Das zweite Stück mit dem irrwitzigen und nichtsaussagenden Titel Röteln im Plänterwald zeigt uns vier weitere Personen, die wir immer nur auf der gegenüberliegenden Bank sehen in der U-Bahn wie im Park, und nicht merken, wie wir uns selbst verhalten, wenn sich jemand neben uns setzt und mit dem Hintern an uns ran ruckelt, Schweißfüße ausdünstet, aus dem Mund riecht, mit den Stricknadeln piekt. Selten genug geschieht es ja, daß sich aus einer unangenehmen Situation mit dem anerzogenen oder angezogenen Verhalten, das sich in der Abwehr erschöpft, eine Gelegenheit ergibt, in der man sich öffentlich näher kommt, weil die Verhaltensweisen doch charmant sind, wenn man sich nur auf sie einlassen möchte. Der verklemmte Mensch wird dann zum Komiker, der introvertierte Komponist zum extrovertierten Dirigenten der Leidenschaften. Und auch die Dame, die sich mit Süßigkeiten vollstopft während der Strickarbeit erweist sich als hinreißende Liebhaberin.

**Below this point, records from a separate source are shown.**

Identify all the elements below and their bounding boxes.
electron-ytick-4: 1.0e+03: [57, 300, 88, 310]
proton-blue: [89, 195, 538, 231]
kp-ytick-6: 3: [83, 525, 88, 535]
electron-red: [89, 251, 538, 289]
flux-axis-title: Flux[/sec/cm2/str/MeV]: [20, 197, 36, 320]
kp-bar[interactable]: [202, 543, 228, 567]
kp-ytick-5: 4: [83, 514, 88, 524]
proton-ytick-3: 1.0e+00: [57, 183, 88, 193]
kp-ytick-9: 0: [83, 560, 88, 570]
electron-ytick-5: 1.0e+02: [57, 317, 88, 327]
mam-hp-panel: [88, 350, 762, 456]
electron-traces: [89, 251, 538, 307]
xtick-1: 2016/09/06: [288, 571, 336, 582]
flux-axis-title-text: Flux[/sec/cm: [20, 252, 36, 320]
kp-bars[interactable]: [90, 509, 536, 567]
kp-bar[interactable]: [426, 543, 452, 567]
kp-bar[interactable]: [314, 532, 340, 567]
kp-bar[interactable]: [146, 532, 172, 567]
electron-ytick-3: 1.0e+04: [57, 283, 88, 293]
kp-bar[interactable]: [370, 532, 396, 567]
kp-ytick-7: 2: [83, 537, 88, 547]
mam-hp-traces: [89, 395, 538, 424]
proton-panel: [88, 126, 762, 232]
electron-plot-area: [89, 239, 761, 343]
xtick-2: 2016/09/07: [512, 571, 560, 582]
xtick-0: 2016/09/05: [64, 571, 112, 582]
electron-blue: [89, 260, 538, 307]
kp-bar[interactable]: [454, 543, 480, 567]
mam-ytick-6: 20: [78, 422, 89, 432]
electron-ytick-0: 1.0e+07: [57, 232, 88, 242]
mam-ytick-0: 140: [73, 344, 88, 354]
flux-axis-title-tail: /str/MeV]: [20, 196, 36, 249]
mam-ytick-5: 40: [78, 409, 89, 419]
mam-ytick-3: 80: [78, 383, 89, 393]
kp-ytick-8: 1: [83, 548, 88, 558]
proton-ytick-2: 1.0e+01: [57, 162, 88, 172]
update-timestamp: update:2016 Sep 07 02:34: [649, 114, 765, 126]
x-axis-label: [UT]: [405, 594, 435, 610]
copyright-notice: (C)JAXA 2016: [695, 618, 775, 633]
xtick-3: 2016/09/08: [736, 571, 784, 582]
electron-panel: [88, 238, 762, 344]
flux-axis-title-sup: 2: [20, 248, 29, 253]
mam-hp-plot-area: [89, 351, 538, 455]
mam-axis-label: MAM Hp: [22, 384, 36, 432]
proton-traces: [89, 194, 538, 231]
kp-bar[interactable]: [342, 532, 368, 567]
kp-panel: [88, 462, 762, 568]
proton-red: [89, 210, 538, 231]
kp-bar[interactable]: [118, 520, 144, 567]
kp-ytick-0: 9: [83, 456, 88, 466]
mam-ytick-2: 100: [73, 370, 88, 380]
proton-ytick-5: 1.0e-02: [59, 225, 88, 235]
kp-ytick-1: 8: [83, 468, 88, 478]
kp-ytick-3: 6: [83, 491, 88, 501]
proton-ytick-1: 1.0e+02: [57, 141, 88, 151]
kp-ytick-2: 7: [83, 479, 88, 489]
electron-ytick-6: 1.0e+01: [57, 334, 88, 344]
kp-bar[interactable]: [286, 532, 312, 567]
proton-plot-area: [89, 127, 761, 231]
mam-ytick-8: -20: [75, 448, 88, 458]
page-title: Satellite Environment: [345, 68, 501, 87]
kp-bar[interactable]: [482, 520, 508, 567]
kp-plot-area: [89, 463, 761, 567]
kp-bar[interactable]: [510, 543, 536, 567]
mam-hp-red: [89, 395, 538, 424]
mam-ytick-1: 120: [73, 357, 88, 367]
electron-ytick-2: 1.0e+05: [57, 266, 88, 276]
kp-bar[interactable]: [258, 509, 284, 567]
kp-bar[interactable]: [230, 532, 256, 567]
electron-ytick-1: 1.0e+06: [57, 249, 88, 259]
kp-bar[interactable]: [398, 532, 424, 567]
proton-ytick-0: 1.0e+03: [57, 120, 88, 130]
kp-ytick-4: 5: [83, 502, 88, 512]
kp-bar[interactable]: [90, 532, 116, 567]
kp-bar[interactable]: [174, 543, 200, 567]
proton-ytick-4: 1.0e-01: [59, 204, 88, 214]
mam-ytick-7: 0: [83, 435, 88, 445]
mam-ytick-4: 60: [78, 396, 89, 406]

Man wird ja doch wohl noch träumen dürfen? Zumindest auf dem Theater, Im Cafe wie auf der Parkbank. Und dabei helfen die Pantomimen des Deutschen Theaters exellent, ohne den Faden zu verlieren, ohne die Spannung abreißen zu lassen, ohne große und kleine Worte. Sie erlauben uns zwei Stücke lang vergnüglich zu stöhnen und zu kichern über die Möglichkeiten, die sich ergeben, wenn wir nur wollten.

Qpferdach

Das Pantomimen Ensemble ist noch bis zum 14.1. Jeweils 20 Uhr im Cafe-Theater Schalotte, Behaimstr.22 zu sehen.